Lando Norris went into 2026 as the reigning World Champion, but his early expectations for the season were lowered as he qualified on the third row for the Australian Grand Prix, leading him to blame a substantial list of issues he encountered.
The weekend got off to a less than ideal start as he was forced to sit out of the majority of FP1 while McLaren prioritised precautionary gearbox checks on his car. His return to the track in FP2 was smoother, but he finished the day in P7 while his team mate Oscar Piastri led the field.
The Briton then dropped to eighth place in the final hour of practice before resetting for Qualifying, where he faced deployment problems throughout. He nevertheless progressed to Q3, during which he ran over a duct cooling
fan that had been left on Kimi Antonelli’s Mercedes and was deposited on track – the Silver Arrows were subsequently fined for releasing the car in an unsafe condition.
However, Norris was unable to avoid it on track, shattering the fan as he made contact, and the McLaren driver believed the damage impacted his running and left him unable to challenge for anything higher than P6.
“I had some damage on the front wing which certainly didn’t help, from that massive piece of debris that I hit,” he explained after Qualifying. “I don’t know how much it cost me but it certainly cost me a chance of P3.

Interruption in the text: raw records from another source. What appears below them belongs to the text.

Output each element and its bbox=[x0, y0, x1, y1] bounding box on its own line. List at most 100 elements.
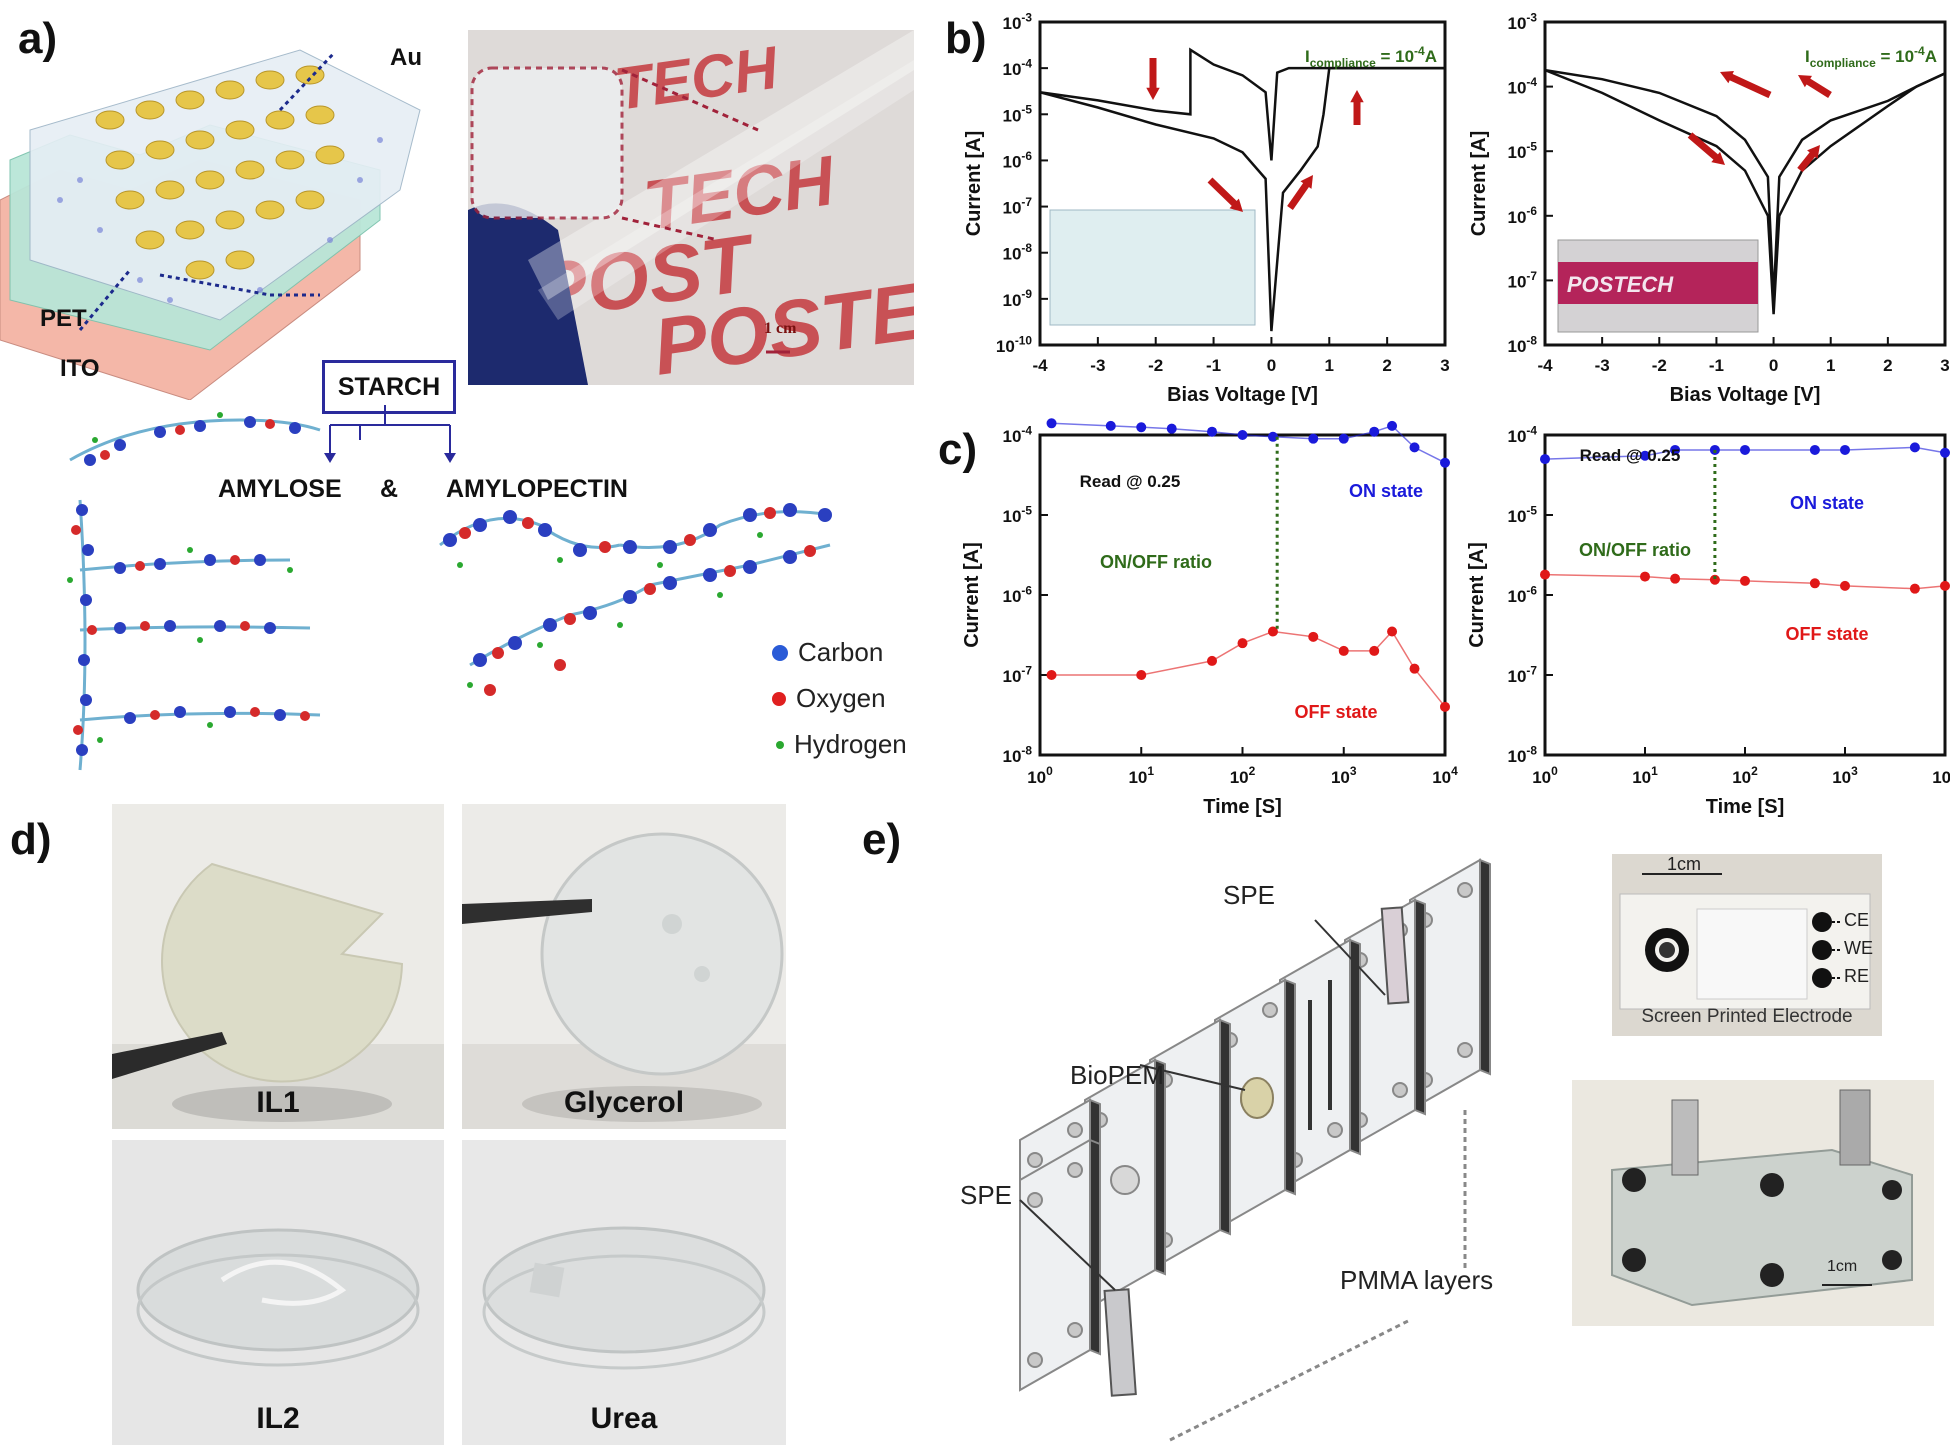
retention-left-read-label: Read @ 0.25 bbox=[1080, 472, 1181, 491]
retention-chart-right-ytick-label: 10-6 bbox=[1508, 583, 1538, 606]
hydrogen-swatch bbox=[776, 740, 784, 749]
retention-right-read-label: Read @ 0.25 bbox=[1580, 446, 1681, 465]
we-label: WE bbox=[1844, 938, 1873, 958]
iv-chart-left-ytick-label: 10-3 bbox=[1003, 10, 1033, 33]
iv-chart-left-ytick-label: 10-8 bbox=[1003, 241, 1033, 264]
legend-hydrogen-label: Hydrogen bbox=[794, 729, 907, 759]
retention-chart-right-point-1 bbox=[1809, 578, 1820, 589]
ampersand-label: & bbox=[380, 475, 399, 503]
retention-chart-right-ytick-label: 10-5 bbox=[1508, 503, 1538, 526]
retention-chart-right-point-1 bbox=[1640, 571, 1650, 582]
iv-chart-right-xtick-label: 1 bbox=[1826, 356, 1835, 375]
retention-chart-left-point-1 bbox=[1207, 655, 1218, 666]
retention-chart-right-xtick-label: 104 bbox=[1932, 764, 1950, 787]
iv-chart-right-ytick-label: 10-4 bbox=[1508, 75, 1538, 98]
caption-il1: IL1 bbox=[256, 1086, 300, 1119]
iv-chart-right-xtick-label: -2 bbox=[1652, 356, 1667, 375]
retention-chart-left-ytick-label: 10-5 bbox=[1003, 503, 1033, 526]
iv-chart-left-ytick-label: 10-5 bbox=[1003, 103, 1033, 126]
retention-chart-right-point-1 bbox=[1540, 569, 1550, 580]
iv-left-inset-device bbox=[1049, 209, 1256, 326]
retention-chart-right-point-1 bbox=[1940, 580, 1950, 591]
panel-e: SPE BioPEM SPE PMMA layers 1cm CE WE RE … bbox=[960, 840, 1950, 1454]
iv-chart-right-ytick-label: 10-8 bbox=[1508, 333, 1538, 356]
iv-chart-left-ytick-label: 10-10 bbox=[996, 333, 1032, 356]
ce-label: CE bbox=[1844, 910, 1870, 930]
retention-chart-left-point-0 bbox=[1267, 431, 1278, 442]
device-photo: 1cm bbox=[1572, 1080, 1934, 1326]
retention-chart-left-point-0 bbox=[1387, 420, 1398, 431]
flexible-film-photo: TECH TECH POST POSTE 1 cm bbox=[468, 30, 914, 385]
retention-chart-left-xtick-label: 102 bbox=[1230, 764, 1256, 787]
retention-chart-left-point-1 bbox=[1308, 631, 1319, 642]
panel-a: Au PET ITO TECH TECH POST POSTE 1 cm STA… bbox=[0, 0, 930, 800]
retention-chart-left-point-1 bbox=[1440, 701, 1450, 712]
pmma-label: PMMA layers bbox=[1340, 1265, 1494, 1295]
arrow-down-diag-head bbox=[1229, 198, 1243, 212]
retention-chart-left-ytick-label: 10-4 bbox=[1003, 423, 1033, 446]
legend-oxygen: Oxygen bbox=[772, 683, 886, 714]
iv-chart-right-ytick-label: 10-6 bbox=[1508, 204, 1538, 227]
iv-chart-left-ytick-label: 10-9 bbox=[1003, 287, 1033, 310]
iv-chart-right-xtick-label: 2 bbox=[1883, 356, 1892, 375]
arrow-down-right-head bbox=[1711, 151, 1725, 165]
photo-urea: Urea bbox=[462, 1140, 786, 1445]
retention-chart-right-xtick-label: 103 bbox=[1832, 764, 1858, 787]
iv-chart-left-frame bbox=[1038, 20, 1447, 347]
arrow-up-diag bbox=[1287, 181, 1311, 211]
retention-chart-right-point-0 bbox=[1640, 450, 1650, 461]
iv-chart-right-ylabel: Current [A] bbox=[1468, 131, 1490, 237]
arrow-down-diag bbox=[1207, 177, 1239, 208]
retention-chart-left-point-1 bbox=[1338, 645, 1349, 656]
retention-chart-right-point-1 bbox=[1740, 575, 1750, 586]
iv-chart-right-xtick-label: 0 bbox=[1769, 356, 1778, 375]
starch-tree bbox=[324, 405, 456, 463]
scale-bar-label: 1 cm bbox=[764, 320, 797, 337]
amylopectin-molecule bbox=[439, 503, 832, 696]
retention-chart-right-point-0 bbox=[1909, 442, 1920, 453]
arrow-down-left-head bbox=[1146, 87, 1160, 100]
iv-chart-right-xtick-label: -1 bbox=[1709, 356, 1724, 375]
iv-chart-left-xtick-label: 1 bbox=[1325, 356, 1334, 375]
retention-left-ratio-label: ON/OFF ratio bbox=[1100, 552, 1212, 572]
iv-chart-right-compliance-label: Icompliance = 10-4A bbox=[1805, 44, 1937, 70]
panel-d: IL1 Glycerol IL2 Urea bbox=[0, 800, 860, 1454]
retention-chart-left-point-0 bbox=[1409, 442, 1420, 453]
retention-chart-left-xtick-label: 103 bbox=[1331, 764, 1357, 787]
retention-chart-left-point-0 bbox=[1237, 430, 1248, 440]
retention-right-on-label: ON state bbox=[1790, 493, 1864, 513]
retention-right-off-label: OFF state bbox=[1785, 624, 1868, 644]
retention-chart-left-point-0 bbox=[1166, 423, 1177, 434]
iv-chart-right-series-1 bbox=[1544, 68, 1946, 315]
retention-chart-left-point-0 bbox=[1440, 457, 1450, 468]
retention-chart-left-point-1 bbox=[1409, 663, 1420, 674]
carbon-swatch bbox=[772, 644, 788, 661]
retention-chart-left-xtick-label: 100 bbox=[1027, 764, 1053, 787]
iv-chart-right-xtick-label: -3 bbox=[1595, 356, 1610, 375]
legend-hydrogen: Hydrogen bbox=[776, 729, 907, 760]
retention-chart-left-point-0 bbox=[1338, 433, 1349, 444]
panel-letter-e: e) bbox=[862, 815, 902, 864]
retention-chart-left-point-1 bbox=[1369, 645, 1380, 656]
retention-chart-right-point-0 bbox=[1740, 444, 1750, 455]
device-scale-label: 1cm bbox=[1827, 1258, 1858, 1275]
retention-right-ratio-label: ON/OFF ratio bbox=[1579, 540, 1691, 560]
amylose-label: AMYLOSE bbox=[218, 475, 342, 503]
retention-chart-right-point-0 bbox=[1540, 454, 1550, 465]
starch-label: STARCH bbox=[337, 372, 441, 401]
iv-chart-left-ytick-label: 10-7 bbox=[1003, 195, 1033, 218]
iv-chart-right-ytick-label: 10-3 bbox=[1508, 10, 1538, 33]
retention-chart-right-point-1 bbox=[1709, 574, 1720, 585]
iv-chart-left-xtick-label: 2 bbox=[1382, 356, 1391, 375]
iv-chart-left-xtick-label: -3 bbox=[1090, 356, 1105, 375]
arrow-left-top bbox=[1727, 72, 1772, 99]
retention-chart-right-point-0 bbox=[1809, 444, 1820, 455]
iv-chart-left-xtick-label: 0 bbox=[1267, 356, 1276, 375]
arrow-down-right bbox=[1687, 132, 1720, 162]
iv-right-inset-band bbox=[1558, 262, 1758, 304]
retention-chart-right-xtick-label: 101 bbox=[1632, 764, 1658, 787]
exploded-cell-diagram bbox=[1019, 858, 1491, 1442]
retention-chart-left-point-0 bbox=[1136, 422, 1147, 433]
retention-chart-right-xtick-label: 102 bbox=[1732, 764, 1758, 787]
amylose-molecule bbox=[67, 412, 321, 771]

“I think really where we lost out this weekend is the amount of issues we’ve had through FP1, FP2 and FP3. I just never got up to speed, never did enough laps.
“The more laps I do, the better it is for me to figure out how to drive this thing. The more laps you do, the better the engine works so the issues have really just hurt us a lot this weekend. Frustrating, but it’s the way it is and we’ve made the most of what we have I think.”
Piastri, looking for a positive result at his home event, qualified in P5 just ahead of Norris after featuring in the top three for much of the session. His final effort of 1m 19.380s was around eight-tenths off George Russell’s pole position lap, giving McLaren the mission of closing down the gap.
“I think it’s about where we thought we would be,” the Australian said. “Obviously, behind the two Mercedes it’s pretty close so it’s not a huge surprise that we are where we are.
“I think it went reasonably smoothly out there today and I think we executed mostly pretty good so I can’t complain from that side, but obviously we need to find a bit of time because the sandbags well and truly got dropped out. Let’s wait and see how we can try and find some performance but we can build a solid base from there.
“After yesterday, we thought maybe it was an overly optimistic picture of where we were, but we looked like we were in the mix for pole. Then in FP3 we got blown out of the water. We’ve got some things to try and find but I’m sure we’ll get there.”